The message handling flow is given below:

_images/argus-notifier-flow.svg

When a notification message is received, Argus Notifier first checks whether a full synchronization is due and performs this synchronization if necessary. It then continues to processing the message:

  • Does the alarm exist in the database? If not it is a devoured alarm, we remove the incident in Argus

  • Load all endpoints and other information concerning the alarm from the AlarmsDB.

  • Compile the incident data and incident metadata from the alarm data. Some information is not available in the AlarmsDB and in some cases the AlarmsDB is not yet updated. For these parts we use information in the notifcation message. This concerns:

    • When an alarm clears/closes:

      • Status

      • End time / duration

      • Description (For short lived alarms)

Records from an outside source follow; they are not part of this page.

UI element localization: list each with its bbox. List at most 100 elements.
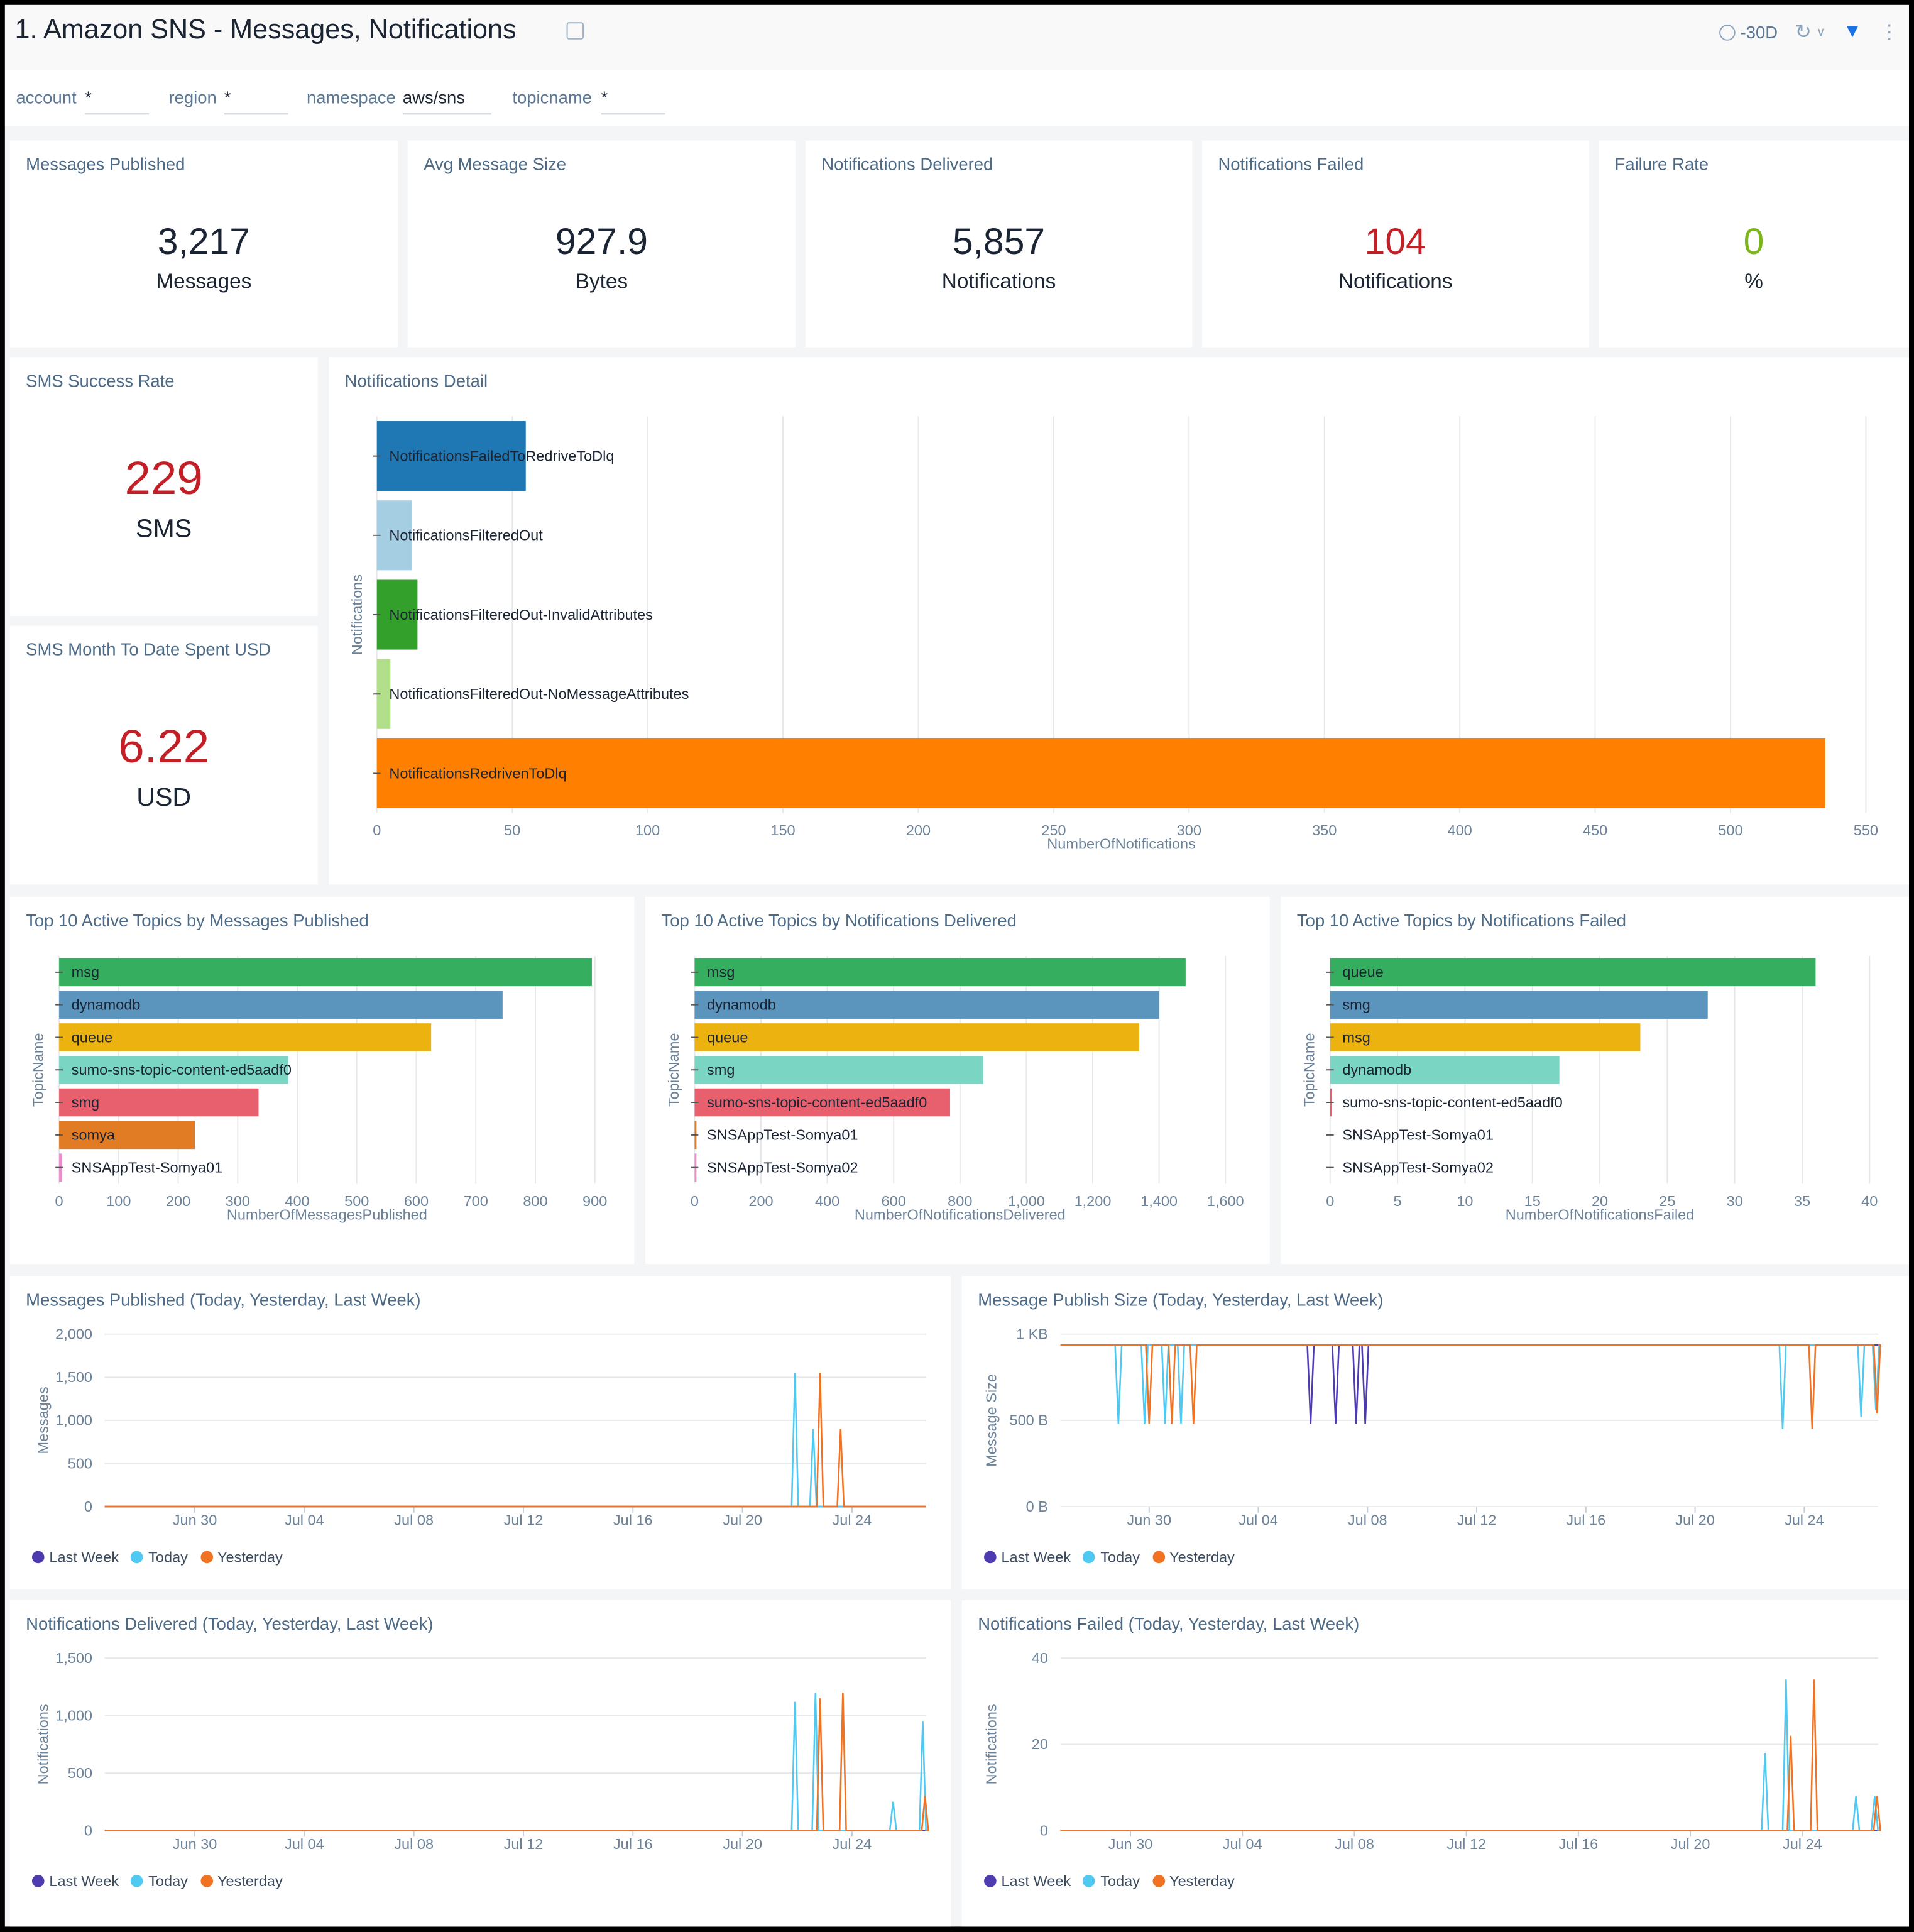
- legend-label: Today: [148, 1872, 188, 1890]
- x-tick-label: 800: [948, 1193, 972, 1209]
- x-tick-label: 100: [635, 822, 660, 838]
- y-tick-label: 0: [1040, 1822, 1048, 1838]
- panel-title: Failure Rate: [1614, 154, 1709, 174]
- legend-dot-icon: [31, 1875, 45, 1887]
- legend-label: Yesterday: [1169, 1548, 1235, 1566]
- bar-label: NotificationsRedrivenToDlq: [389, 765, 566, 781]
- legend-item[interactable]: Last Week: [31, 1548, 119, 1566]
- x-tick-label: 600: [882, 1193, 906, 1209]
- legend-item[interactable]: Last Week: [984, 1549, 1071, 1566]
- notifications-detail-panel: Notifications Detail 0 50 100 150 200 250 300 35…: [329, 357, 1909, 885]
- y-tick-label: 40: [1032, 1650, 1048, 1666]
- x-tick-label: 400: [815, 1193, 839, 1209]
- bar: [1330, 1023, 1641, 1051]
- legend-label: Last Week: [49, 1872, 119, 1890]
- filter-topicname-input[interactable]: *: [601, 87, 665, 115]
- bar-label: msg: [1342, 1029, 1370, 1045]
- stat-unit: SMS: [136, 515, 192, 544]
- legend-dot-icon: [984, 1875, 997, 1887]
- filter-account-input[interactable]: *: [85, 87, 150, 115]
- legend-label: Last Week: [49, 1548, 119, 1566]
- chart-svg: 0 100 200 300 400 500 600 700 800 900 msg dynamodb q…: [30, 955, 607, 1222]
- panel-title: Top 10 Active Topics by Notifications De…: [661, 910, 1017, 930]
- bar-label: SNSAppTest-Somya01: [72, 1160, 223, 1176]
- more-icon[interactable]: ⋮: [1879, 22, 1900, 43]
- x-tick-label: 250: [1041, 822, 1066, 838]
- stat-unit: Messages: [156, 270, 252, 294]
- bar: [694, 1088, 950, 1117]
- legend-item[interactable]: Today: [131, 1549, 188, 1566]
- legend-label: Yesterday: [1169, 1872, 1235, 1890]
- chevron-down-icon[interactable]: ∨: [1816, 25, 1826, 39]
- x-tick-label: 450: [1583, 822, 1607, 838]
- stat-unit: Bytes: [575, 270, 628, 294]
- legend-item[interactable]: Last Week: [31, 1872, 119, 1890]
- y-axis-label: Messages: [35, 1386, 51, 1454]
- clock-icon: [1719, 25, 1736, 41]
- x-tick-label: 1,600: [1207, 1193, 1244, 1209]
- y-axis-label: TopicName: [665, 1033, 682, 1107]
- x-tick-label: 5: [1394, 1193, 1402, 1209]
- x-tick-label: 300: [1177, 822, 1201, 838]
- filter-namespace-input[interactable]: aws/sns: [402, 87, 492, 115]
- top-topics-published-panel: Top 10 Active Topics by Messages Publish…: [9, 896, 635, 1264]
- bar: [1330, 958, 1816, 987]
- y-tick-label: 0: [84, 1498, 92, 1515]
- share-icon[interactable]: [566, 22, 584, 40]
- bar: [694, 958, 1186, 987]
- y-tick-label: 0: [84, 1822, 92, 1838]
- time-range-button[interactable]: -30D: [1719, 22, 1778, 42]
- stat-unit: %: [1744, 270, 1763, 294]
- bar: [59, 1023, 432, 1051]
- chart-svg: 0 200 400 600 800 1,000 1,200 1,400 1,600 msg dyna…: [665, 955, 1244, 1222]
- refresh-icon[interactable]: ↻: [1795, 22, 1812, 43]
- legend-dot-icon: [984, 1551, 997, 1564]
- panel-title: Notifications Delivered (Today, Yesterda…: [26, 1613, 434, 1633]
- filter-icon[interactable]: ▼: [1842, 21, 1862, 42]
- legend-item[interactable]: Last Week: [984, 1872, 1071, 1890]
- x-axis-label: NumberOfNotifications: [1047, 835, 1196, 852]
- stat-panel-notifications-failed: Notifications Failed 104 Notifications: [1201, 140, 1589, 348]
- series-line-yesterday: [104, 1373, 926, 1508]
- stat-panel-messages-published: Messages Published 3,217 Messages: [9, 140, 398, 348]
- bar-label: SNSAppTest-Somya02: [707, 1160, 858, 1176]
- x-tick-label: 35: [1794, 1193, 1810, 1209]
- y-tick-label: 1,500: [55, 1650, 92, 1666]
- chart-svg: 0 500 1,000 1,500 Jun 30 Jul 04 Jul 08 Jul 12 Ju…: [35, 1650, 929, 1852]
- bar-label: SNSAppTest-Somya01: [1342, 1127, 1494, 1143]
- panel-title: Messages Published (Today, Yesterday, La…: [26, 1290, 421, 1310]
- x-tick-label: 1,400: [1140, 1193, 1178, 1209]
- legend-item[interactable]: Yesterday: [1152, 1549, 1235, 1566]
- panel-title: Notifications Delivered: [821, 154, 993, 174]
- y-axis-label: Message Size: [983, 1374, 1000, 1467]
- filter-region-input[interactable]: *: [224, 87, 288, 115]
- legend-item[interactable]: Yesterday: [200, 1872, 283, 1890]
- x-tick-label: Jul 24: [1785, 1512, 1824, 1528]
- stat-value: 3,217: [157, 221, 250, 263]
- legend-item[interactable]: Today: [131, 1872, 188, 1890]
- x-tick-label: 100: [106, 1193, 131, 1209]
- bar-label: queue: [707, 1029, 748, 1045]
- filter-bar: account * region * namespace aws/sns top…: [4, 70, 1909, 126]
- panel-title: Message Publish Size (Today, Yesterday, …: [978, 1290, 1384, 1310]
- top-topics-failed-panel: Top 10 Active Topics by Notifications Fa…: [1281, 896, 1909, 1264]
- series-line-yesterday: [1060, 1344, 1881, 1429]
- x-tick-label: 200: [906, 822, 931, 838]
- bar: [1330, 991, 1708, 1019]
- x-tick-label: 50: [504, 822, 520, 838]
- chart-svg: 0 20 40 Jun 30 Jul 04 Jul 08 Jul 12 Jul 16 Jul 2…: [983, 1650, 1881, 1852]
- bar-label: smg: [72, 1094, 99, 1111]
- legend-item[interactable]: Yesterday: [1152, 1872, 1235, 1890]
- x-tick-label: Jul 12: [1457, 1512, 1497, 1528]
- legend-item[interactable]: Today: [1083, 1549, 1140, 1566]
- legend-item[interactable]: Today: [1083, 1872, 1140, 1890]
- bar-label: NotificationsFilteredOut-InvalidAttribut…: [389, 606, 653, 623]
- bar: [59, 1088, 259, 1117]
- stat-panel-failure-rate: Failure Rate 0%: [1599, 140, 1909, 348]
- stat-unit: Notifications: [1338, 270, 1453, 294]
- x-tick-label: Jul 04: [1239, 1512, 1278, 1528]
- legend-dot-icon: [131, 1551, 144, 1564]
- bar-label: dynamodb: [707, 997, 776, 1013]
- legend-item[interactable]: Yesterday: [200, 1549, 283, 1566]
- messages-published-trend-panel: Messages Published (Today, Yesterday, La…: [9, 1276, 951, 1589]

    • Which alarms have been devoured/coalesced by this alarm?

  • Check whether this is a new alarm or existing alarm and create or update an existing incident.

  • Close the incident if needed

  • Delete devoured and coalesced incidents. Only the latest (ie. parent) alarm of a coalesced alarm group has an associated incident

Synchronization

Periodically (by default 5 minutes), Argus Notifier will synchronize all relevant alarms with Geant Argus. Relevant alarms are alarms that fall into one of the following categories

  • Alarms that are ACTIVE or CLEAR

  • Alarms that have an open incident

  • Alarms that have an incident that has closed less than 30 days ago

Furthermore, only alarms that are the parent of their alarm group (id==ref_id) or that do not have an alarm group yet (for pending alarms) can be relevant.

Synchronization will otherwise update incidents in the same as regular message handling.

Incident Metadata

Argus incidents by default only contain limited contextual information about the incident contents. They only have a description that can contain some detailed information. The rest is all agnostic data such as a start time and a reference url to an external ticketing system. Luckily, the Argus datamodel also contains a metadata field for incidents which can contain arbitrary (json) data.

Geant Argus uses this metadata field extensively to provide the UI with the necessary data for displaying alarms/incidents properly to the GÉANT NOC. The metadata schema is versioned. This is done to be able to detect whether the metadata for a specific incident can be used to render alarm details and to provide backwards compatibility where possible. An incident’s metadata version is given in the version field at the root of the metadata dictionary. As of April 2025, the latest metadata version is v1. The schema can be found in the src/geant_argus/geant_argus/metadata/schema.py file.

By design, Argus Server does not validate incoming metadata when incidents are created or updated through the api. As far as Argus is concerned, metadata can be anything as long as it’s valid json. However, Argus also does not provide a hook to validate incoming metadata. Instead, Geant Argus uses Middleware to validate incoming metadata to the schema. This is not the prettiest solution however, and it would be better if Argus supported a hook for validating metadata.